Designed by Johann Tanzer for racing, day sailing and cruising, the Tanzer 26 is built predominantly of fibreglass, with wood trim. It has a masthead sloop rig, a transom-hung rudder and a fixed fin keel. It displaces 4350 lb and carries 1950 lb of ballast. The hinged mast is mounted on the cabin top.

The boat was built with a standard keel that gives a draft of 3.83 ft. Most examples built were powered by an outboard motor, but an inboard-mounted Japanese-built Yanmar Diesel engine was optional.

The accommodations include a forward cabin with a "V" berth with a hatch for ventilation and a folding door for privacy. The main cabin has a settee double berth and a quarter berth. The head is on the port side of the cabin and has a ventilator, with the galley on the starboard side. There is a folding table as well, that stows against the bulkhead. Boats built in the 1980s has a different window configuration and improved forward hatch.
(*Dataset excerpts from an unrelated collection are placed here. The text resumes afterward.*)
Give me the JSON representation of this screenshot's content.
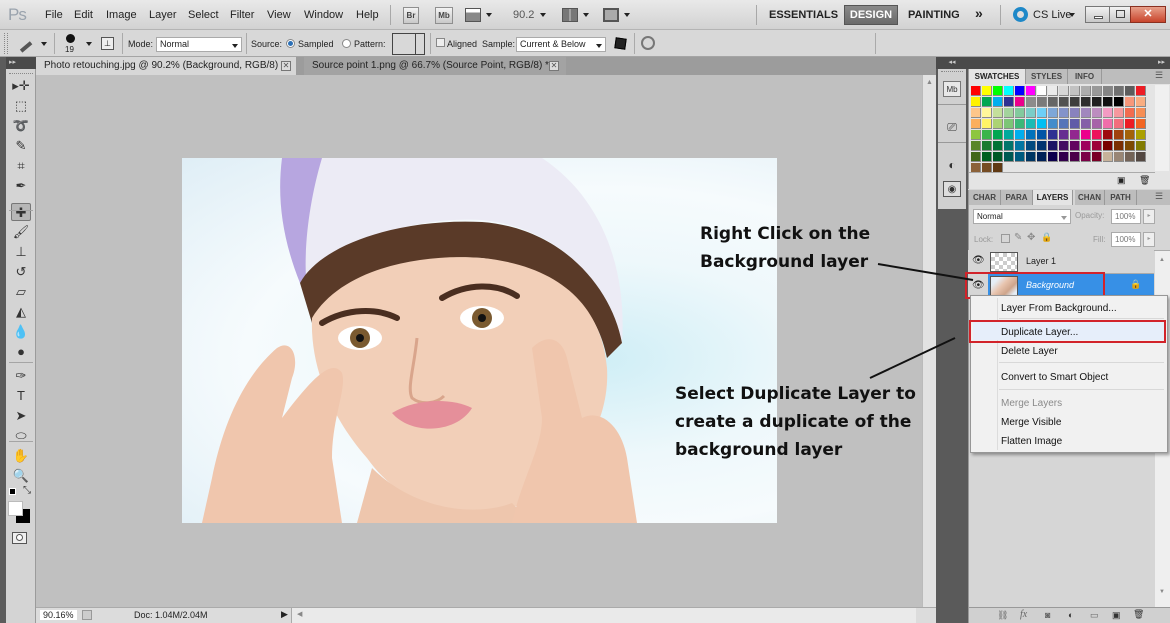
{
  "app": {
    "logo": "Ps",
    "menu": [
      "File",
      "Edit",
      "Image",
      "Layer",
      "Select",
      "Filter",
      "View",
      "Window",
      "Help"
    ],
    "appbar": {
      "bridge_label": "Br",
      "minibridge_label": "Mb",
      "zoom_value": "90.2"
    },
    "workspaces": [
      "ESSENTIALS",
      "DESIGN",
      "PAINTING"
    ],
    "active_workspace": "DESIGN",
    "more_workspaces": "»",
    "cs_live": "CS Live"
  },
  "options_bar": {
    "brush_size": "19",
    "mode_label": "Mode:",
    "mode_value": "Normal",
    "source_label": "Source:",
    "source_options": [
      "Sampled",
      "Pattern:"
    ],
    "source_selected": "Sampled",
    "aligned_label": "Aligned",
    "aligned_checked": false,
    "sample_label": "Sample:",
    "sample_value": "Current & Below"
  },
  "documents": [
    {
      "title": "Photo retouching.jpg @ 90.2% (Background, RGB/8) *",
      "active": true
    },
    {
      "title": "Source point 1.png @ 66.7% (Source Point, RGB/8) *",
      "active": false
    }
  ],
  "tools": [
    {
      "name": "move-tool",
      "glyph": "▸✛"
    },
    {
      "name": "marquee-tool",
      "glyph": "⬚"
    },
    {
      "name": "lasso-tool",
      "glyph": "➰"
    },
    {
      "name": "quick-selection-tool",
      "glyph": "✎"
    },
    {
      "name": "crop-tool",
      "glyph": "⌗"
    },
    {
      "name": "eyedropper-tool",
      "glyph": "✒"
    },
    {
      "name": "healing-brush-tool",
      "glyph": "✚",
      "selected": true
    },
    {
      "name": "brush-tool",
      "glyph": "🖌"
    },
    {
      "name": "clone-stamp-tool",
      "glyph": "⊥"
    },
    {
      "name": "history-brush-tool",
      "glyph": "↺"
    },
    {
      "name": "eraser-tool",
      "glyph": "▱"
    },
    {
      "name": "paint-bucket-tool",
      "glyph": "◭"
    },
    {
      "name": "blur-tool",
      "glyph": "💧"
    },
    {
      "name": "dodge-tool",
      "glyph": "●"
    },
    {
      "name": "pen-tool",
      "glyph": "✑"
    },
    {
      "name": "type-tool",
      "glyph": "T"
    },
    {
      "name": "path-selection-tool",
      "glyph": "➤"
    },
    {
      "name": "ellipse-tool",
      "glyph": "⬭"
    },
    {
      "name": "hand-tool",
      "glyph": "✋"
    },
    {
      "name": "zoom-tool",
      "glyph": "🔍"
    }
  ],
  "status": {
    "zoom": "90.16%",
    "doc_info": "Doc: 1.04M/2.04M"
  },
  "callouts": {
    "right_click": [
      "Right Click on the",
      "Background layer"
    ],
    "select_duplicate": [
      "Select Duplicate Layer to",
      "create a duplicate of the",
      "background layer"
    ]
  },
  "swatches_panel": {
    "tabs": [
      "SWATCHES",
      "STYLES",
      "INFO"
    ],
    "active_tab": "SWATCHES",
    "colors": [
      [
        "#ff0000",
        "#ffff00",
        "#00ff00",
        "#00ffff",
        "#0000ff",
        "#ff00ff",
        "#ffffff",
        "#ebebeb",
        "#d6d6d6",
        "#c2c2c2",
        "#adadad",
        "#999999",
        "#858585",
        "#707070",
        "#5c5c5c",
        "#ed1c24"
      ],
      [
        "#fff200",
        "#00a651",
        "#00aeef",
        "#2e3192",
        "#ec008c",
        "#8c8c8c",
        "#7a7a7a",
        "#666666",
        "#525252",
        "#3d3d3d",
        "#2e2e2e",
        "#1f1f1f",
        "#101010",
        "#000000",
        "#f7977a",
        "#f9ad81"
      ],
      [
        "#fdc68a",
        "#fff79a",
        "#c4df9b",
        "#a3d39c",
        "#82ca9d",
        "#7bcdc8",
        "#6ecff6",
        "#7ea7d8",
        "#8493ca",
        "#8882be",
        "#a187be",
        "#bc8dbf",
        "#f49ac2",
        "#f6989d",
        "#f26c4f",
        "#f68e55"
      ],
      [
        "#fbaf5d",
        "#fff467",
        "#acd373",
        "#7cc576",
        "#3bb878",
        "#1abbb4",
        "#00bff3",
        "#438ccb",
        "#5574b9",
        "#605ca8",
        "#855fa8",
        "#a763a8",
        "#f06eaa",
        "#f26d7d",
        "#ed1c24",
        "#f26522"
      ],
      [
        "#8dc63f",
        "#39b54a",
        "#00a651",
        "#00a99d",
        "#00aeef",
        "#0072bc",
        "#0054a6",
        "#2e3192",
        "#662d91",
        "#92278f",
        "#ec008c",
        "#ed145b",
        "#9e0b0f",
        "#a0410d",
        "#a36209",
        "#aba000"
      ],
      [
        "#598527",
        "#197b30",
        "#007236",
        "#00746b",
        "#0076a3",
        "#004a80",
        "#003471",
        "#1b1464",
        "#440e62",
        "#630460",
        "#9e005d",
        "#9e0039",
        "#790000",
        "#7b2e00",
        "#7d4900",
        "#827b00"
      ],
      [
        "#406618",
        "#005e20",
        "#005826",
        "#005952",
        "#005b7f",
        "#003663",
        "#002157",
        "#0d004c",
        "#32004b",
        "#4b0049",
        "#7b0046",
        "#7a0026",
        "#c7b299",
        "#998675",
        "#736357",
        "#534741"
      ],
      [
        "#8c6239",
        "#754c24",
        "#603913"
      ]
    ]
  },
  "layers_panel": {
    "tabs": [
      "CHAR",
      "PARA",
      "LAYERS",
      "CHAN",
      "PATH"
    ],
    "active_tab": "LAYERS",
    "blend_mode": "Normal",
    "opacity_label": "Opacity:",
    "opacity_value": "100%",
    "lock_label": "Lock:",
    "fill_label": "Fill:",
    "fill_value": "100%",
    "layers": [
      {
        "name": "Layer 1",
        "visible": true,
        "selected": false,
        "locked": false
      },
      {
        "name": "Background",
        "visible": true,
        "selected": true,
        "locked": true
      }
    ]
  },
  "context_menu": {
    "items": [
      {
        "label": "Layer From Background...",
        "enabled": true
      },
      {
        "label": "Duplicate Layer...",
        "enabled": true,
        "highlighted": true
      },
      {
        "label": "Delete Layer",
        "enabled": true
      },
      {
        "label": "Convert to Smart Object",
        "enabled": true
      },
      {
        "label": "Merge Layers",
        "enabled": false
      },
      {
        "label": "Merge Visible",
        "enabled": true
      },
      {
        "label": "Flatten Image",
        "enabled": true
      }
    ]
  },
  "colors": {
    "highlight_red": "#d2232a",
    "selection_blue": "#3790e6",
    "cs_live_blue": "#1e88c8"
  }
}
The large cockpit is self-draining and can seat six or more adults, with a sail locker and outboard motor fuel tank locker. An anchor locker is mounted forward. The mainsheet traveller is mounted to the bridge deck and jib sheet tracks are installed on the side toe rails.

The boat has a PHRF racing average handicap of 216. It has a hull speed of 6.36 kn.

In his description of the design, Richard M. Sherwood wrote, "This is a combination boat, for racing or cruising. The cockpit is large, so she is also a day sailer, with capacity for six or more. With a fairly high ballast/displacement ratio, she can be expected to be stiff."